Alexandre Bompard, ancien patron d’Europe 1, ne reste jamais plus de quatre ans dans les entreprises par lesquelles il passe. Ce qui n’est pas le cas de Julie, l’une des voix les plus emblématiques de la station.
Alexandre Bompard part, Julie reste. Avec cinq millions d’auditeurs quotidiens recensés dans le dernier sondage Médiamétrie, le patron d’Europe 1 peut quitter la station content. Soulagé, même. En juillet dernier, la radio avait connu ses plus mauvais résultats depuis 2002. Avec ces nouveaux résultats, pointent ici ou là les commentaires satisfaits des stars de la rue François-Ier. Mais une voix, pourtant fort agréable, reste modeste sur le sujet. Celle de Julie, animatrice historique d’Europe 1.
« Julie est une femme réservée », confie son époux Gérard Leclerc, par ailleurs patron de La Chaîne Parlementaire. Une discrétion qui dure depuis trois décennies mais qui ne l’a pas empêché de s’installer au creux des oreilles du public. Au contraire. Résumant assez justement le sentiment des auditeurs d’Europe 1, Pierre Lescure confie : « Julie, je la connais depuis… toujours et, de fait, je ne la connais guère. »
Stéphanoise de naissance, elle débute au théâtre. Si les Fraises musclées, une pièce de Jean-Michel Ribes dans laquelle elle a fait ses armes, n’est pas restée dans les mémoires, elle y a appris le sens de la repartie. Plutôt utile quand Baffie lance à une auditrice : « Ça donne le ton, ça en fait deux avec Julie. » Gerra, Bellemare, Ruquier, Fogiel, Baffie, Drucker, tous ont réclamé celle que Roucas, un autre de ses compères, surnomme « la baronne de Gatine », du nom de sa maison dans le Poitou. « Elle est à l’aise avec tout le monde », assure son ami et collaborateur Jacques Sanchez.

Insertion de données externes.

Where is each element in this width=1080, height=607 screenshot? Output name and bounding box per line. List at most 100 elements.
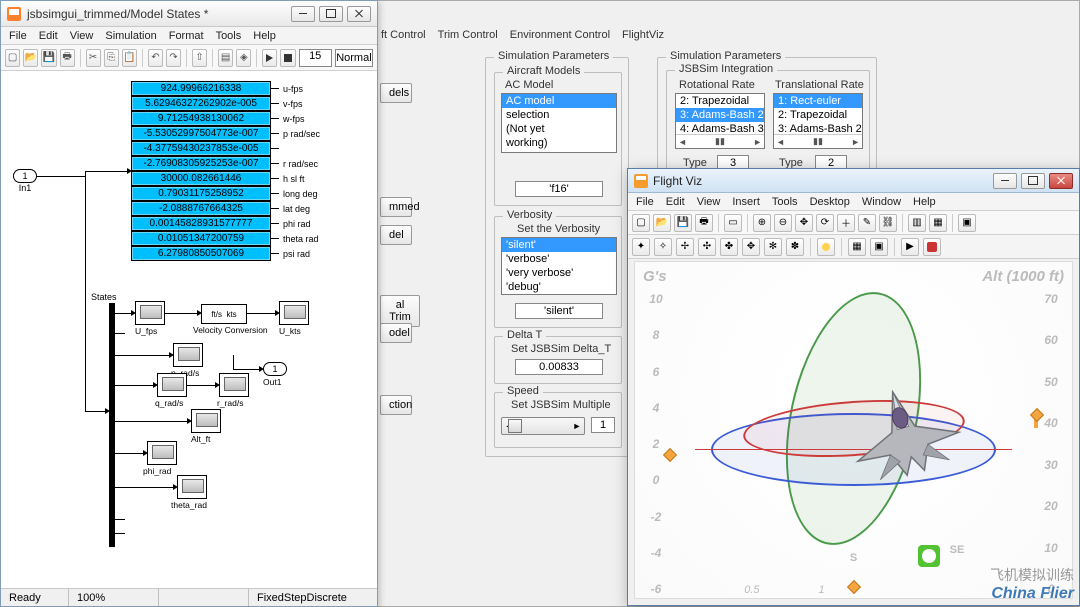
fv-menu-edit[interactable]: Edit [666, 196, 685, 208]
textbox-dt[interactable]: 0.00833 [515, 359, 603, 375]
fv-play-icon[interactable]: ▶ [901, 238, 919, 256]
menu-simulation[interactable]: Simulation [105, 30, 156, 42]
display-value[interactable]: 6.27980850507069 [131, 246, 271, 261]
bg-tab-flightviz[interactable]: FlightViz [622, 29, 664, 47]
fv-menu-view[interactable]: View [697, 196, 721, 208]
run-icon[interactable] [262, 49, 277, 67]
fv-zoomin-icon[interactable]: ⊕ [753, 214, 771, 232]
fv-pointer-icon[interactable]: ▭ [724, 214, 742, 232]
stub-del[interactable]: del [380, 225, 412, 245]
fv-stop-icon[interactable] [923, 238, 941, 256]
display-value[interactable]: 30000.082661446 [131, 171, 271, 186]
fv-axis3-icon[interactable]: ✢ [676, 238, 694, 256]
display-value[interactable]: 0.01051347200759 [131, 231, 271, 246]
menu-file[interactable]: File [9, 30, 27, 42]
stub-dels[interactable]: dels [380, 83, 412, 103]
maximize-button[interactable] [319, 6, 343, 22]
listbox-ac-models[interactable]: AC model selection (Not yet working) [501, 93, 617, 153]
fv-link-icon[interactable]: ⛓ [879, 214, 897, 232]
fv-menu-insert[interactable]: Insert [732, 196, 760, 208]
minimize-button[interactable] [291, 6, 315, 22]
fv-dock-icon[interactable]: ▣ [958, 214, 976, 232]
scope-rrad[interactable] [219, 373, 249, 397]
verb-item-2[interactable]: 'very verbose' [502, 266, 616, 280]
display-value[interactable]: -2.76908305925253e-007 [131, 156, 271, 171]
print-icon[interactable]: 🖶 [60, 49, 75, 67]
redo-icon[interactable]: ↷ [166, 49, 181, 67]
fv-axis1-icon[interactable]: ✦ [632, 238, 650, 256]
fv-menu-desktop[interactable]: Desktop [810, 196, 850, 208]
stub-ction[interactable]: ction [380, 395, 412, 415]
fv-minimize-button[interactable] [993, 173, 1017, 189]
fv-menu-help[interactable]: Help [913, 196, 936, 208]
simmode-dropdown[interactable]: Normal [335, 49, 373, 67]
fv-datacursor-icon[interactable]: ＋ [837, 214, 855, 232]
fv-light-icon[interactable] [817, 238, 835, 256]
cut-icon[interactable]: ✂ [86, 49, 101, 67]
model-explorer-icon[interactable]: ◈ [236, 49, 251, 67]
simulink-canvas[interactable]: 924.99966216338u-fps5.62946327262902e-00… [1, 73, 377, 588]
block-velocity-conversion[interactable]: ft/s kts [201, 304, 247, 324]
undo-icon[interactable]: ↶ [148, 49, 163, 67]
scope-prad[interactable] [173, 343, 203, 367]
menu-view[interactable]: View [70, 30, 94, 42]
listbox-trans-rate[interactable]: 1: Rect-euler 2: Trapezoidal 3: Adams-Ba… [773, 93, 863, 149]
display-value[interactable]: -2.0888767664325 [131, 201, 271, 216]
tr-it-0[interactable]: 1: Rect-euler [774, 94, 862, 108]
bg-tab-trimcontrol[interactable]: Trim Control [438, 29, 498, 47]
scope-phi[interactable] [147, 441, 177, 465]
copy-icon[interactable]: ⎘ [104, 49, 119, 67]
fv-brush-icon[interactable]: ✎ [858, 214, 876, 232]
display-value[interactable]: 0.79031175258952 [131, 186, 271, 201]
trans-scrollbar[interactable]: ◄▮▮► [774, 134, 862, 148]
rot-it-0[interactable]: 2: Trapezoidal [676, 94, 764, 108]
up-icon[interactable]: ⇧ [192, 49, 207, 67]
display-value[interactable]: 5.62946327262902e-005 [131, 96, 271, 111]
outport-out1[interactable]: 1 [263, 362, 287, 376]
scope-theta[interactable] [177, 475, 207, 499]
textbox-verbosity[interactable]: 'silent' [515, 303, 603, 319]
fv-colorbar-icon[interactable]: ▥ [908, 214, 926, 232]
textbox-ac-selected[interactable]: 'f16' [515, 181, 603, 197]
paste-icon[interactable]: 📋 [122, 49, 137, 67]
fv-axis2-icon[interactable]: ✧ [654, 238, 672, 256]
ac-item-3[interactable]: working) [502, 136, 616, 150]
verb-item-3[interactable]: 'debug' [502, 280, 616, 294]
bg-tab-envcontrol[interactable]: Environment Control [510, 29, 610, 47]
stoptime-field[interactable]: 15 [299, 49, 332, 67]
fv-pan-icon[interactable]: ✥ [795, 214, 813, 232]
fv-new-icon[interactable]: ▢ [632, 214, 650, 232]
fv-maximize-button[interactable] [1021, 173, 1045, 189]
tr-it-1[interactable]: 2: Trapezoidal [774, 108, 862, 122]
scope-qrad[interactable] [157, 373, 187, 397]
menu-tools[interactable]: Tools [216, 30, 242, 42]
save-icon[interactable]: 💾 [41, 49, 56, 67]
demux-bar[interactable] [109, 303, 115, 547]
listbox-rot-rate[interactable]: 2: Trapezoidal 3: Adams-Bash 2 4: Adams-… [675, 93, 765, 149]
textbox-speed[interactable]: 1 [591, 417, 615, 433]
stub-mmed[interactable]: mmed [380, 197, 412, 217]
fv-axis4-icon[interactable]: ✣ [698, 238, 716, 256]
flightviz-titlebar[interactable]: Flight Viz [628, 169, 1079, 193]
stub-idel[interactable]: odel [380, 323, 412, 343]
fv-rotate-icon[interactable]: ⟳ [816, 214, 834, 232]
scope-alt[interactable] [191, 409, 221, 433]
fv-menu-file[interactable]: File [636, 196, 654, 208]
fv-menu-window[interactable]: Window [862, 196, 901, 208]
close-button[interactable] [347, 6, 371, 22]
display-value[interactable]: 924.99966216338 [131, 81, 271, 96]
display-value[interactable]: 9.71254938130062 [131, 111, 271, 126]
ac-item-1[interactable]: selection [502, 108, 616, 122]
flightviz-axes[interactable]: G's Alt (1000 ft) 1086420-2-4-6 70605040… [634, 261, 1073, 599]
fv-axis6-icon[interactable]: ✥ [742, 238, 760, 256]
rot-it-1[interactable]: 3: Adams-Bash 2 [676, 108, 764, 122]
fv-close-button[interactable] [1049, 173, 1073, 189]
rot-scrollbar[interactable]: ◄▮▮► [676, 134, 764, 148]
stop-icon[interactable] [280, 49, 295, 67]
scope-ufps[interactable] [135, 301, 165, 325]
listbox-verbosity[interactable]: 'silent' 'verbose' 'very verbose' 'debug… [501, 237, 617, 295]
display-value[interactable]: 0.00145828931577777 [131, 216, 271, 231]
menu-edit[interactable]: Edit [39, 30, 58, 42]
verb-item-1[interactable]: 'verbose' [502, 252, 616, 266]
open-icon[interactable]: 📂 [23, 49, 38, 67]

En 1996, c’est Jérôme Bellay, ancien patron d’Europe 1, qui a souhaité que sa voix habille l’antenne. Aujourd’hui, elle est présente durant toute la matinée, puis sa voix enregistrée court tout au long de la journée, ici pour lancer une émission, là pour donner l’heure. « Il faut être idiot pour croire que c’est peu de chose de donner l’heure. Ça fait des années que les gens se lèvent, déjeunent, vont à l’école, partent au boulot au rythme de l’heure donnée par Julie. Julie, c’est le temps qui passe, c’est la vie qui passe, il n’y a que pour elle que le temps ne passera jamais », dit d’elle Guy Carlier dans un hommage radiophonique.
Présente depuis 1972 sur Europe 1, l’une des plus anciennes avec Laurent Cabrol, le temps semble en effet ne pas avoir de prise sur elle. Et ses fous rires, comme lors des sketchs de Canteloup, enchantent jusqu’au patron de la rédaction de Bakchich. Le secret de sa longévité ? Ne pas rentrer dans les batailles d’ego des stars de la radio. « Et ne pas penser qu’avoir sa propre émission est une fin en soi », ajoute son époux.
Quand il a pénétré dans le studio d’Europe 1, lundi 22 novembre, pour assurer la promotion du film dans lequel il joue, Lionel Jospin s’est assis sur le siège de Julie. « Mais vous avez pris ma place », remarque-t-elle en arrivant. « J’en rêve depuis toujours », a répondu l’ancien Premier ministre socialiste. C’est à ce genre de choses aussi qu’on mesure son importance.